Python wrapper for Mold2 descriptors
Project description
Mold² Python wrapper
Python wrapper to ease the calculation of Mold2 molecular descriptors.
Copyright notice
Mold2 is a product designed and produced by the National Center for Toxicological
Research (NCTR).
FDA and NCTR retain ownership of this product.

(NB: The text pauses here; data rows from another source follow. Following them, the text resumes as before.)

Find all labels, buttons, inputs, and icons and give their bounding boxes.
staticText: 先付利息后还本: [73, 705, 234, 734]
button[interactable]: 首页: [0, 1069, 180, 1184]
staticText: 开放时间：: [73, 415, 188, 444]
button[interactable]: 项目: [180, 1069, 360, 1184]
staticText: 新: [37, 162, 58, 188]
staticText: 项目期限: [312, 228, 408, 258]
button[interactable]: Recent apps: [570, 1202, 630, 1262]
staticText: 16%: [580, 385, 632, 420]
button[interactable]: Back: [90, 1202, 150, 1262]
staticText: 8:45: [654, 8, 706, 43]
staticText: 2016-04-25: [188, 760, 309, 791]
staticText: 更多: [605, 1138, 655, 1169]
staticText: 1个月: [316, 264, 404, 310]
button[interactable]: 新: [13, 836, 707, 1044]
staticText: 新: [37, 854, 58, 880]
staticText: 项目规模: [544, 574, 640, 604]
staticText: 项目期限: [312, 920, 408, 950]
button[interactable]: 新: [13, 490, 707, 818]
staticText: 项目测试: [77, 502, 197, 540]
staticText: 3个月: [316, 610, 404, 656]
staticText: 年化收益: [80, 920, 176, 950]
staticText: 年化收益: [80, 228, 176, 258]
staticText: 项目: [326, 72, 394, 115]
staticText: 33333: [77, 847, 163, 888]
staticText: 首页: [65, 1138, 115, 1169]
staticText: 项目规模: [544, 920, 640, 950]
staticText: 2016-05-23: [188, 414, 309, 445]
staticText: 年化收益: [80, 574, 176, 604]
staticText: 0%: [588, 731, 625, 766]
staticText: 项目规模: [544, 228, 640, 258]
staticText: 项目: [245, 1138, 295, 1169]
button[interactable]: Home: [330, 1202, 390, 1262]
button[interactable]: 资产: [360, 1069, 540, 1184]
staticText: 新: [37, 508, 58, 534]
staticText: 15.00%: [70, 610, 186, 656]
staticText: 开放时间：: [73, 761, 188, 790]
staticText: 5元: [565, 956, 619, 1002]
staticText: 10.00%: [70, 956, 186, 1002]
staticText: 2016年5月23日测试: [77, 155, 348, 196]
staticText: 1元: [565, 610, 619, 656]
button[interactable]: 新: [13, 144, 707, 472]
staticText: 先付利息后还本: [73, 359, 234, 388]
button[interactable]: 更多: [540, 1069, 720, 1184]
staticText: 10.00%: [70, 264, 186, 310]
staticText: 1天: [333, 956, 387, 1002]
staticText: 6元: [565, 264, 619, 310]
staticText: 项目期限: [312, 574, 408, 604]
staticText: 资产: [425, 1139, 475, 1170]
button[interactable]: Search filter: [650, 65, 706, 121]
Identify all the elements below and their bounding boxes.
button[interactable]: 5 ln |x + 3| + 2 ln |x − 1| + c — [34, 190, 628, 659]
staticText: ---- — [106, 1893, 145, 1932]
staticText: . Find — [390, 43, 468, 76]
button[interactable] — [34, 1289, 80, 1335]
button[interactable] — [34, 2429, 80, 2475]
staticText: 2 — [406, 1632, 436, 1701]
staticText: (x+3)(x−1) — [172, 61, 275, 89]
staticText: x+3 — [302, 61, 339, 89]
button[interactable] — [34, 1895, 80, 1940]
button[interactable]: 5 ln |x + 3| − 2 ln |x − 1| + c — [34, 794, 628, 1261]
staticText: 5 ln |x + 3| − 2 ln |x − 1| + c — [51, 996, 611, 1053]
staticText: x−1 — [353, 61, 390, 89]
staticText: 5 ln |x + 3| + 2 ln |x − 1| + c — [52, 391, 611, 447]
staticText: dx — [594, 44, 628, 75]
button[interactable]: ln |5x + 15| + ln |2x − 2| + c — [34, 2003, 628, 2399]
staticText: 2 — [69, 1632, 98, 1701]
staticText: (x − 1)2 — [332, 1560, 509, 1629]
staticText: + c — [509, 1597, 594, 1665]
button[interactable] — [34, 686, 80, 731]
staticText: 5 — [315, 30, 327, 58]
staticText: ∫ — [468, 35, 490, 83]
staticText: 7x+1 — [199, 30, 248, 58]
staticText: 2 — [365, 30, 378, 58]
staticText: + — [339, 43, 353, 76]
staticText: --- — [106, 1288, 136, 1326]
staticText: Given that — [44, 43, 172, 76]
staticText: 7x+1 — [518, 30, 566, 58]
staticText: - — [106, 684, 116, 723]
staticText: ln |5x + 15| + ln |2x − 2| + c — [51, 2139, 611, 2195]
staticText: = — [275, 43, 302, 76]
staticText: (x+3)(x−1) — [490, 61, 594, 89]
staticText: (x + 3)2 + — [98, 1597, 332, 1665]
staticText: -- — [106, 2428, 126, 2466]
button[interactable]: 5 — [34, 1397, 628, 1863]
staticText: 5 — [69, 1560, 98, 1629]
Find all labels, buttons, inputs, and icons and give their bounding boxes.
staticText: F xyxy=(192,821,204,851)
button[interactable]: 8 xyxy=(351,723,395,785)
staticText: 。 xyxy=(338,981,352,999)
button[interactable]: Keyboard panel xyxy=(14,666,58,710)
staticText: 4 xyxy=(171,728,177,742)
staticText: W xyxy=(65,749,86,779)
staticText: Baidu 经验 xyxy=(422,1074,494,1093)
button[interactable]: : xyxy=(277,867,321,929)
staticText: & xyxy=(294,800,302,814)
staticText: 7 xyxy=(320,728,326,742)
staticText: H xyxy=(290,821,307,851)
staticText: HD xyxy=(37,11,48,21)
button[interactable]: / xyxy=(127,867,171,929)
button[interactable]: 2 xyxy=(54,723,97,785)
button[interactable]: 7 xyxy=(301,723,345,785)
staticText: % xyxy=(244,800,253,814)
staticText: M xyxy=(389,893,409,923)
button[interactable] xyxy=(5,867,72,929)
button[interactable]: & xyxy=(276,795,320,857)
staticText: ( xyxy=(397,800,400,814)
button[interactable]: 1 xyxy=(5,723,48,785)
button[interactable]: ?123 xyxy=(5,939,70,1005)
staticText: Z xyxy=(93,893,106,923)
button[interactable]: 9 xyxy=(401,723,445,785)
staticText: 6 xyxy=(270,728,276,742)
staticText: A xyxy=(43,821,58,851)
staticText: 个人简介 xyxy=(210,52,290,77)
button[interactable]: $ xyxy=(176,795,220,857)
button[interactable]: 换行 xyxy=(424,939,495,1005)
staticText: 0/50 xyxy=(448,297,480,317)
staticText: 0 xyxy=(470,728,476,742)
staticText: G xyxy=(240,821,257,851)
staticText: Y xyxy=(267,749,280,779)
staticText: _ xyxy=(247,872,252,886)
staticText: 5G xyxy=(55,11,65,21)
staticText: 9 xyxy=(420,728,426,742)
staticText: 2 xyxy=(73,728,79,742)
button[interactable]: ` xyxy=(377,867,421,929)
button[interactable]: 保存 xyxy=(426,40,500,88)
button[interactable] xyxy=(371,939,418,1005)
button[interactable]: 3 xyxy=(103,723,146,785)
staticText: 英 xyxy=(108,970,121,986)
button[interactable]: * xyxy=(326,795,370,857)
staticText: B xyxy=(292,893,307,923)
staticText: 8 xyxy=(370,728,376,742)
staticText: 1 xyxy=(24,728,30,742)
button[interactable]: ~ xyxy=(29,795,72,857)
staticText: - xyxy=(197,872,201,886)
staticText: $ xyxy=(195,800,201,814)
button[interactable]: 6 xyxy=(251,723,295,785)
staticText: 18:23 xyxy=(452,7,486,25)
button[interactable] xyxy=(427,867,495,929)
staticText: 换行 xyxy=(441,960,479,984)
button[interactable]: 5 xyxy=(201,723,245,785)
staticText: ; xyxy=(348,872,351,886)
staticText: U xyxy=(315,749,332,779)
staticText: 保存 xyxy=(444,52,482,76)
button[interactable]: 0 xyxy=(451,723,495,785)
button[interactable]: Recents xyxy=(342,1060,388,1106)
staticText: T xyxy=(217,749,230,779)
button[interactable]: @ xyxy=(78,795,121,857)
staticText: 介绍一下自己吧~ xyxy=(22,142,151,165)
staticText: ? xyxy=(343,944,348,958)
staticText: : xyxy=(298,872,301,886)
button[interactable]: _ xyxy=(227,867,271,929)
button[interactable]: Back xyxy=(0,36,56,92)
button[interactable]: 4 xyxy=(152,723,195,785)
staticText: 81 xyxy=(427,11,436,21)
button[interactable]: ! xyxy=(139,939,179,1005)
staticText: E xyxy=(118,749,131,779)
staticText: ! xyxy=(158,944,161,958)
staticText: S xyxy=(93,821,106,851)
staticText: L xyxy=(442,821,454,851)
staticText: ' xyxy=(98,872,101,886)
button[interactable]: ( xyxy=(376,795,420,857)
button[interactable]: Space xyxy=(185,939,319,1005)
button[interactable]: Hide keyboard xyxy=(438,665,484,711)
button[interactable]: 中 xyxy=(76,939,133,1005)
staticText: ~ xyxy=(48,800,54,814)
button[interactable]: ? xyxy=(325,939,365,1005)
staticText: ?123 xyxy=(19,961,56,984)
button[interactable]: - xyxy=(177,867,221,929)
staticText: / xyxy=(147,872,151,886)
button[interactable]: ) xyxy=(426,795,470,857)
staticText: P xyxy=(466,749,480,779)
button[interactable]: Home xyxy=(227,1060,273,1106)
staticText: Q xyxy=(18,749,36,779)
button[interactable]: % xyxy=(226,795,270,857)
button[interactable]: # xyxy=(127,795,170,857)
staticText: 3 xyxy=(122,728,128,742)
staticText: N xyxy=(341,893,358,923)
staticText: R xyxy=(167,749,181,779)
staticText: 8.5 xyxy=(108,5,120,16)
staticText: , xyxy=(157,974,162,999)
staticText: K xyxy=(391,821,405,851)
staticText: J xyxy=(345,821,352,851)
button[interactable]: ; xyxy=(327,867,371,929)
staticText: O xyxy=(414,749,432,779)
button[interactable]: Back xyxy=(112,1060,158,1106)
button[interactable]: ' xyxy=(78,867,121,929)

Olivier J. M. Béquignon is neither the copyright holder of Mold2 nor responsible for it.
Only the Python wrapper is the work of Olivier J. M. Béquignon.
Installation
From source:
git clone https://github.com/OlivierBeq/Mold2_pywrapper.git
pip install ./Mold2_pywrapper
with pip:
pip install mold2-pywrapper
Get started
from Mold2_pywrapper import Mold2
smiles_list = [
# erlotinib
"n1cnc(c2cc(c(cc12)OCCOC)OCCOC)Nc1cc(ccc1)C#C",
# midecamycin
"CCC(=O)O[C@@H]1CC(=O)O[C@@H](C/C=C/C=C/[C@@H]([C@@H](C[C@@H]([C@@H]([C@H]1OC)O[C@H]2[C@@H]([C@H]([C@@H]([C@H](O2)C)O[C@H]3C[C@@]([C@H]([C@@H](O3)C)OC(=O)CC)(C)O)N(C)C)O)CC=O)C)O)C",
# selenofolate
"C1=CC(=CC=C1C(=O)NC(CCC(=O)OCC[Se]C#N)C(=O)O)NCC2=CN=C3C(=N2)C(=O)NC(=N3)N",
# cisplatin
"N.N.Cl[Pt]Cl"
]
mols = [Chem.MolFromSmiles(smiles) for smiles in smiles_list]
mold2 = Mold2()
print(mold2.calculate(mols))
Instantiating a Mold2 object ensures that the executables for your platform are accessible. If this is not the case, an attempt to download them from the website of the FDA is made.
Should one have downloaded the original ZIP file available from the website of the FDA, the executables can be installed using the following:
path_to_zipfile = '...' # Replace by the path to the ZIP file on your machine
mold2 = Mold2.from_executable(path_to_zipfile)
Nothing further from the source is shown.